10. Avoid toys that have sharp edges or points that may bruise or cut a child’s sensitive skin.
11. Avoid toys with cords or strings longer than 12 inches that may wrap around a child’s neck.
12. Avoid musical toys, rattles, and squeeze objects that make too much loud noise or shrills, which can damage a child’s sensitive hearing.
13. Avoid stuffed toys with small parts such as buttons or eyes that may be pulled loose and swallowed by a child. Avoid those with pellet-like stuffing that may get into a child’s hand and mouth when the toy breaks open; watch out for broken parts, seams and edges. Opt for washable stuffed toys.

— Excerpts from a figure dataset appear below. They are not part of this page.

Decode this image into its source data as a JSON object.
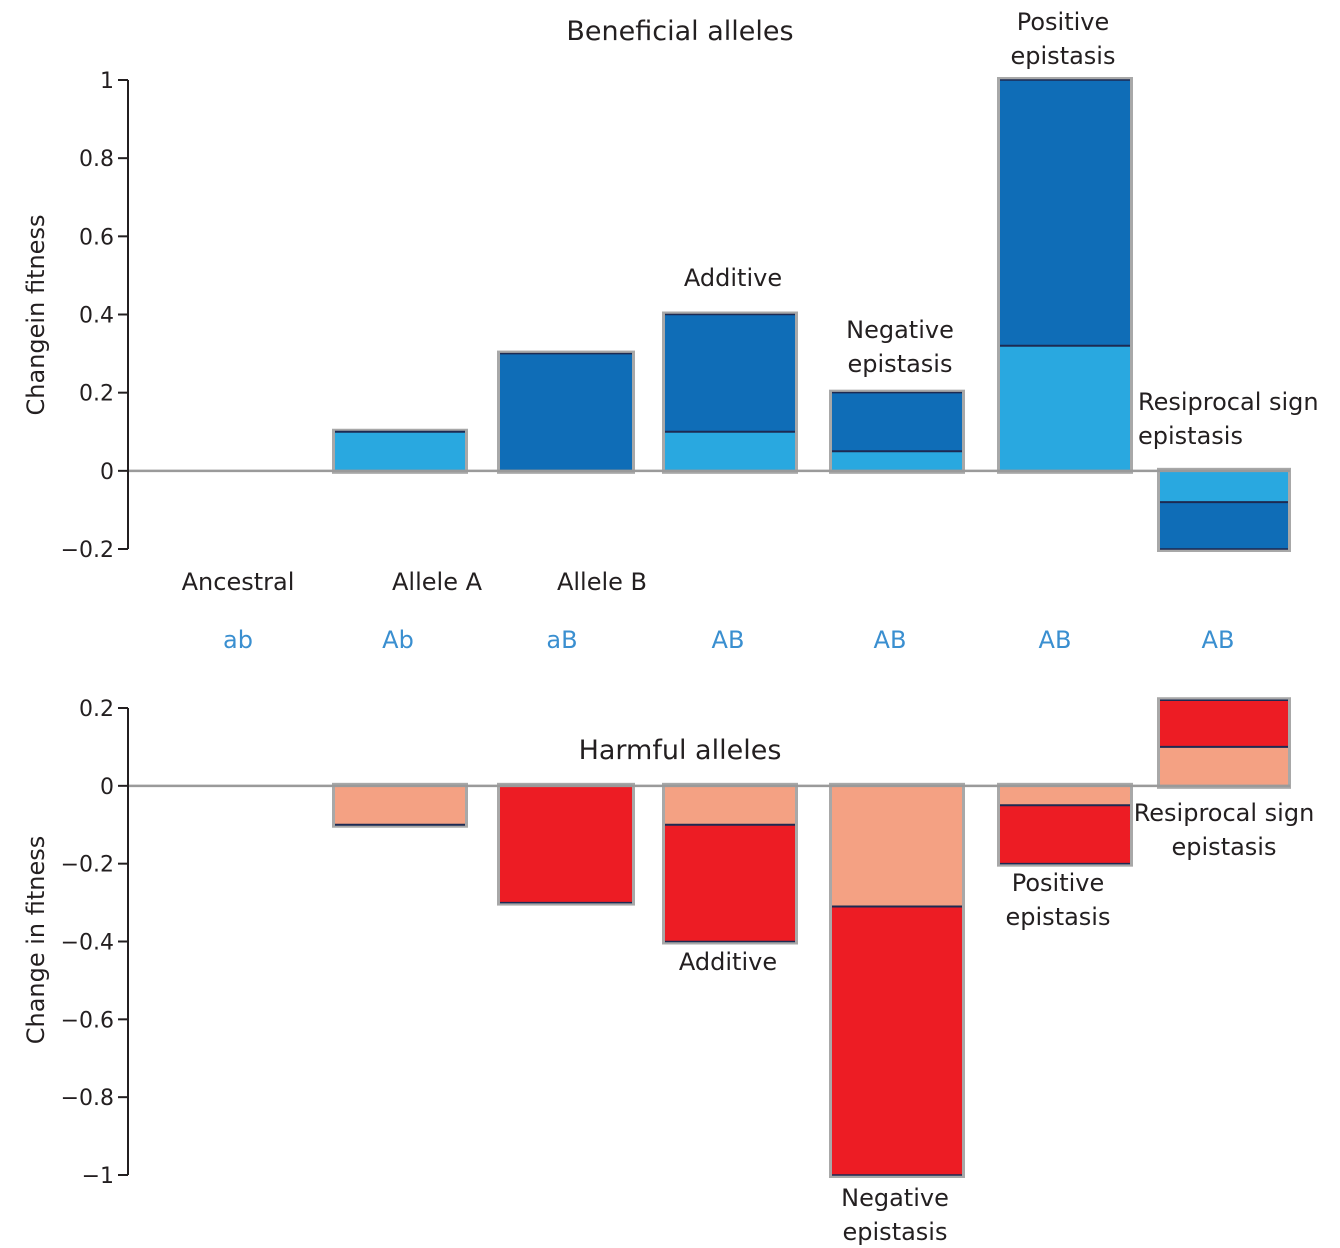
{
  "colors": {
    "beneficial_light": "#29a8e0",
    "beneficial_dark": "#0f6db7",
    "harmful_light": "#f4a183",
    "harmful_dark": "#ed1c24",
    "genotype_text": "#3a8fd0",
    "bar_shadow": "#a8a8a8",
    "axis": "#231f20"
  },
  "categories": [
    "Ancestral",
    "Allele A",
    "Allele B",
    "",
    "",
    "",
    ""
  ],
  "genotypes": [
    "ab",
    "Ab",
    "aB",
    "AB",
    "AB",
    "AB",
    "AB"
  ],
  "chart_data": [
    {
      "type": "bar",
      "stacked": true,
      "title": "Beneficial alleles",
      "ylabel": "Changein fitness",
      "ylim": [
        -0.2,
        1
      ],
      "yticks": [
        {
          "value": 1,
          "label": "1"
        },
        {
          "value": 0.8,
          "label": "0.8"
        },
        {
          "value": 0.6,
          "label": "0.6"
        },
        {
          "value": 0.4,
          "label": "0.4"
        },
        {
          "value": 0.2,
          "label": "0.2"
        },
        {
          "value": 0,
          "label": "0"
        },
        {
          "value": -0.2,
          "label": "−0.2"
        }
      ],
      "bars": [
        {
          "genotype": "ab",
          "light": 0,
          "dark": 0,
          "annotation": ""
        },
        {
          "genotype": "Ab",
          "light": 0.1,
          "dark": 0,
          "annotation": ""
        },
        {
          "genotype": "aB",
          "light": 0,
          "dark": 0.3,
          "annotation": ""
        },
        {
          "genotype": "AB",
          "light": 0.1,
          "dark": 0.3,
          "annotation": "Additive"
        },
        {
          "genotype": "AB",
          "light": 0.05,
          "dark": 0.15,
          "annotation": "Negative\nepistasis"
        },
        {
          "genotype": "AB",
          "light": 0.32,
          "dark": 0.68,
          "annotation": "Positive\nepistasis"
        },
        {
          "genotype": "AB",
          "light": -0.08,
          "dark": -0.12,
          "annotation": "Resiprocal sign\nepistasis"
        }
      ]
    },
    {
      "type": "bar",
      "stacked": true,
      "title": "Harmful alleles",
      "ylabel": "Change in fitness",
      "ylim": [
        -1,
        0.2
      ],
      "yticks": [
        {
          "value": 0.2,
          "label": "0.2"
        },
        {
          "value": 0,
          "label": "0"
        },
        {
          "value": -0.2,
          "label": "−0.2"
        },
        {
          "value": -0.4,
          "label": "−0.4"
        },
        {
          "value": -0.6,
          "label": "−0.6"
        },
        {
          "value": -0.8,
          "label": "−0.8"
        },
        {
          "value": -1,
          "label": "−1"
        }
      ],
      "bars": [
        {
          "genotype": "ab",
          "light": 0,
          "dark": 0,
          "annotation": ""
        },
        {
          "genotype": "Ab",
          "light": -0.1,
          "dark": 0,
          "annotation": ""
        },
        {
          "genotype": "aB",
          "light": 0,
          "dark": -0.3,
          "annotation": ""
        },
        {
          "genotype": "AB",
          "light": -0.1,
          "dark": -0.3,
          "annotation": "Additive"
        },
        {
          "genotype": "AB",
          "light": -0.31,
          "dark": -0.69,
          "annotation": "Negative\nepistasis"
        },
        {
          "genotype": "AB",
          "light": -0.05,
          "dark": -0.15,
          "annotation": "Positive\nepistasis"
        },
        {
          "genotype": "AB",
          "light": 0.1,
          "dark": 0.12,
          "annotation": "Resiprocal sign\nepistasis"
        }
      ]
    }
  ]
}
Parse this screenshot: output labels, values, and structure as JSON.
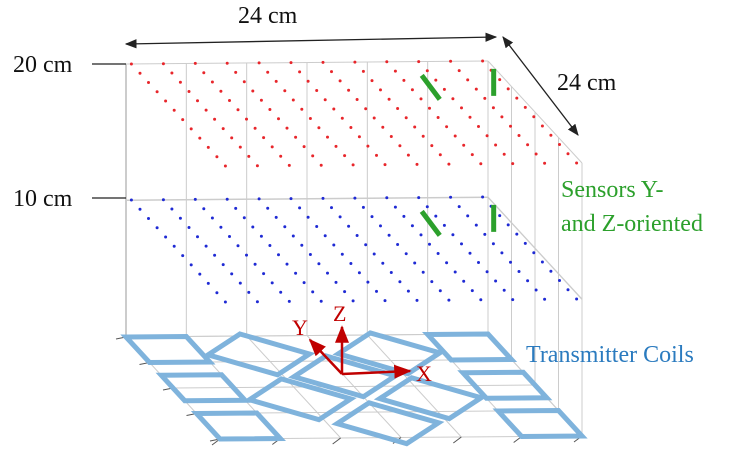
{
  "dimensions": {
    "width_label": "24 cm",
    "depth_label": "24 cm",
    "height_top_label": "20 cm",
    "height_mid_label": "10 cm"
  },
  "annotations": {
    "sensors_line1": "Sensors Y-",
    "sensors_line2": "and Z-oriented",
    "coils": "Transmitter Coils"
  },
  "axes": {
    "x": "X",
    "y": "Y",
    "z": "Z"
  },
  "colors": {
    "top_sensor_grid": "#e8262b",
    "mid_sensor_grid": "#1f2ad4",
    "oriented_sensors": "#2ca02c",
    "sensor_label": "#2ca02c",
    "coils": "#7fb3dc",
    "coil_label": "#2b7bbf",
    "axes": "#c00000",
    "frame": "#c8c8c8"
  },
  "sensor_grid": {
    "rows": 12,
    "cols": 12,
    "layers": [
      "20 cm",
      "10 cm"
    ]
  }
}
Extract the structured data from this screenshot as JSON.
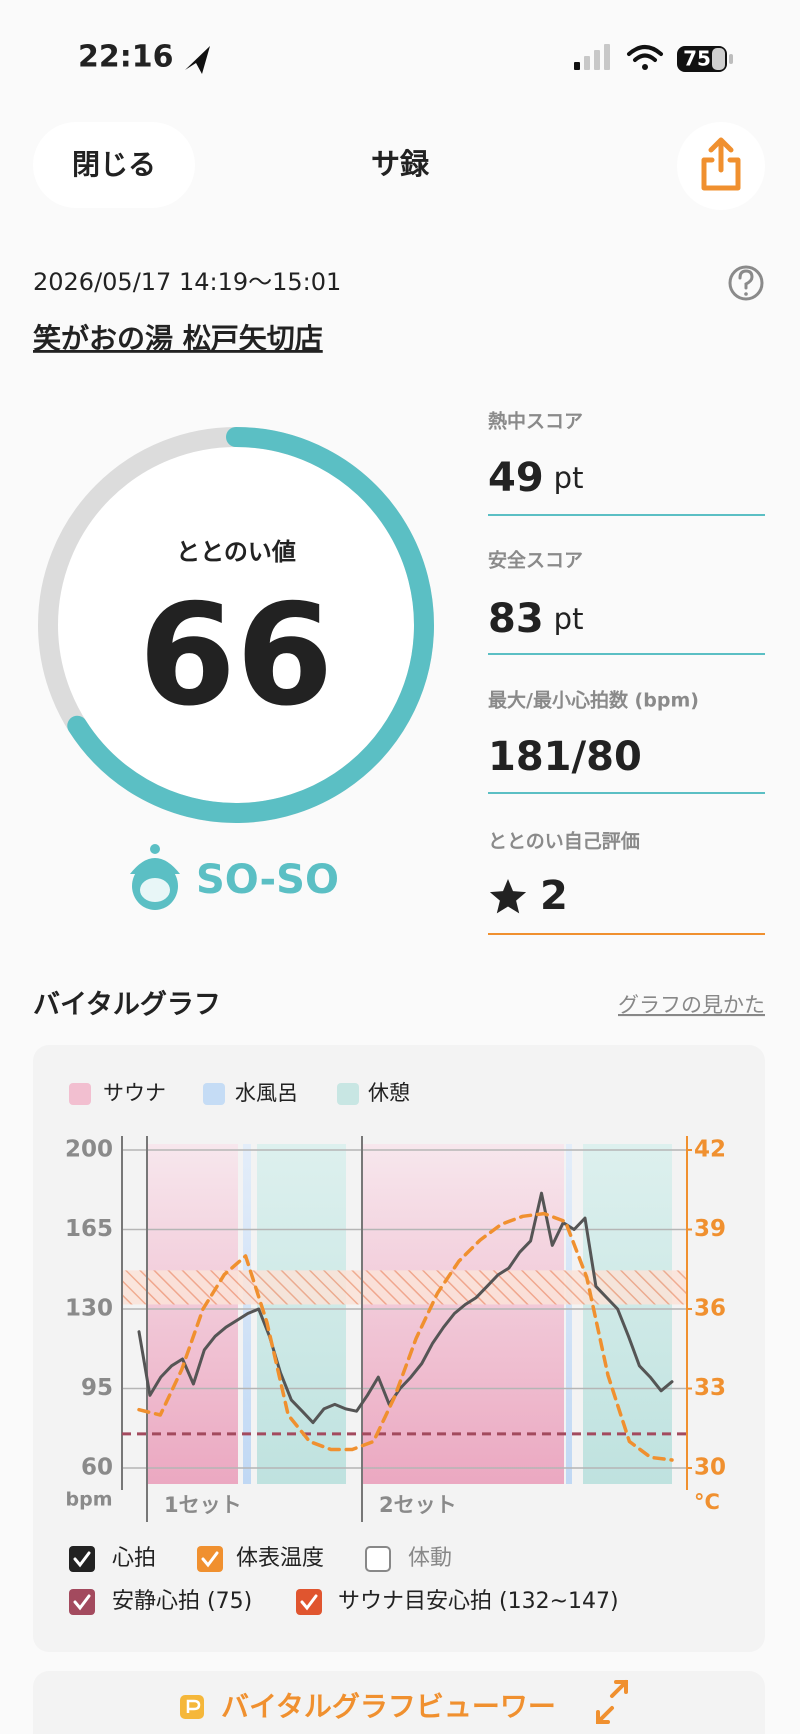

14. Avoid battery-operated toys that are not firmly secured as batteries and their chemical ingredients may cause internal bleeding, chemical burns, and choking when ingested.
15. Avoid toys that tend to induce aggression and violence such toy guns, knives, and other toy weapons.
16.Remove and keep the toy plastic packaging out of children’s reach to avoid risk of suffocation. Refrain from throwing reusable toy boxes and wrappers to the bin; find other functional uses for toy packaging to reduce waste.
17. Follow carefully the procedures for toy assembly and use and keep the instructions for reference.
18. Teach a child how to play safely, and closely supervise small children to help prevent any untoward incident.
19. Check toys regularly for signs of wear or broken pieces that may cause injury, and keep toys clean.
20. Teach a child to put toys awayafter playing to avoid accidents.